Here we generalize Classic Memory Maps.
We abstract a general pattern that spans classic maps and a few other real and proposed mapping architectures, such as Page Table Structures For Fine-Grain Virtual Memory and Power PC.
All of these schemes are compatible with the TLB idea from the classic design.
We will thus ignore the TLB here.
These general patterns also cover the semantics of Keykos segment which are exposed to some Keykos applications.
Mapping a virtual address to a physical address proceeds in several sequentially dependent steps which are somewhat like each other.
Between steps there is a goal and a concomitant state of the hardware that consults the mapping tables; we describe that goal and state here.
The state includes:
- An address Addr under consideration.
Addr is commonly part of the original virtual address, but not always.
It may be larger than any virtual address.
- The address TA of the next table to be used to further process this translation.
TA may be real or virtual as in virtual linear page tables.
- There is an optional permission state that indicates whether a write operation to the original address is to be allowed.
- There are other optional states that determine data cache strategy.
- There is a level counter or other finite state set S which prevents infinite recursion or otherwise governs behavior.
- An indication of just which contiguous bits from Addr will serve to index into the table TA to fetch the descriptor to process the next step of translation.

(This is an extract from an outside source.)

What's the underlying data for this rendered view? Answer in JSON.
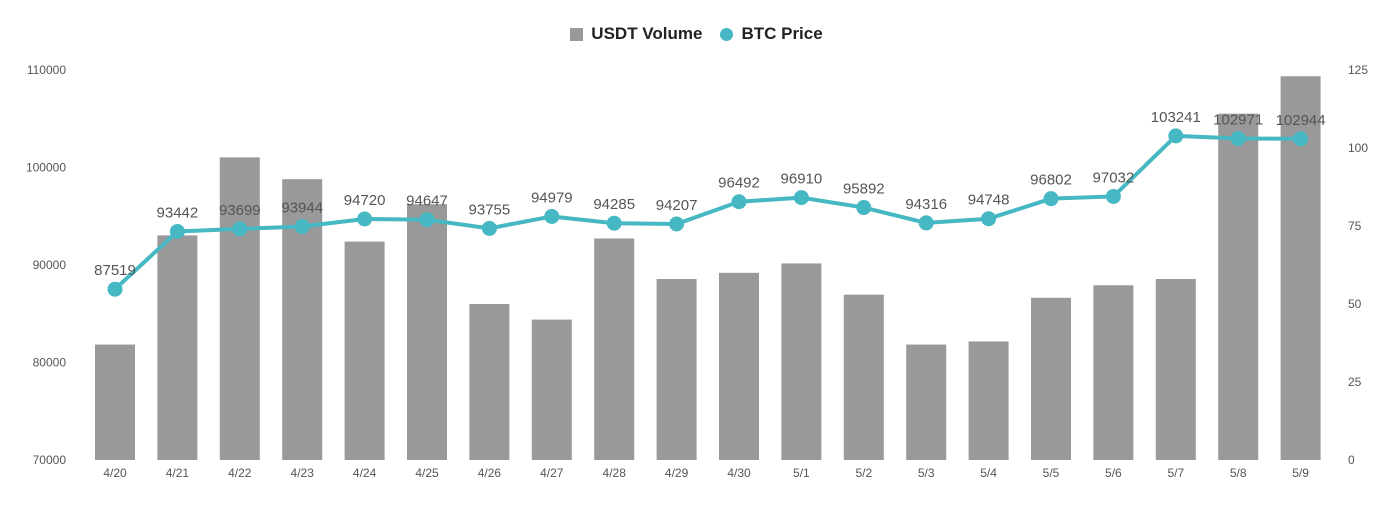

The table is generally an array of items usually called entries if they are simple, or descriptors if they are not.
The full translation begins with the following state:
Addr is produced by program logic and perhaps ASID from a privileged register.
TA is provided by a privileged register.
All permissions are present.
S is initialized according to its internal logic.
The initial bits to be used from Addr are determined from another privileged register.
(The 68K map is the only machine I know that implemented this.
It was useful.)
At each step:
- The map hardware selects the indicated bits from Addr and fetches the descriptor from table located by TA and indexed by the selected bits.
- Depending on bits from the descriptor parts of all of Addr are replaced.
- TA is replaced by a field from the descriptor.
Permissions are decreased by descriptor bits (or at least not increased).
- Indexing bits indication is from the descriptor.
- Fault conditions are specified in descriptor which may depend on translation state.
- End of translation steps may be specified.
After the last step TA becomes the real translation of the original virtual address.
In most systems it is required that the real address be valid and the behavior is unspecified otherwise.
Ramifications
This pattern leads to an external behavior where segments can be composed of other segments.
Each composition is defined by a descriptor.
This composition is recursive.
The kernel which spans the semantic gap may overcome limitations on the hardware segment size by concatinating smaller segments.
These patterns provide aliasing where a page or a span of pages (segment) may appear at once at different virtual addresses i the same or different address spaces.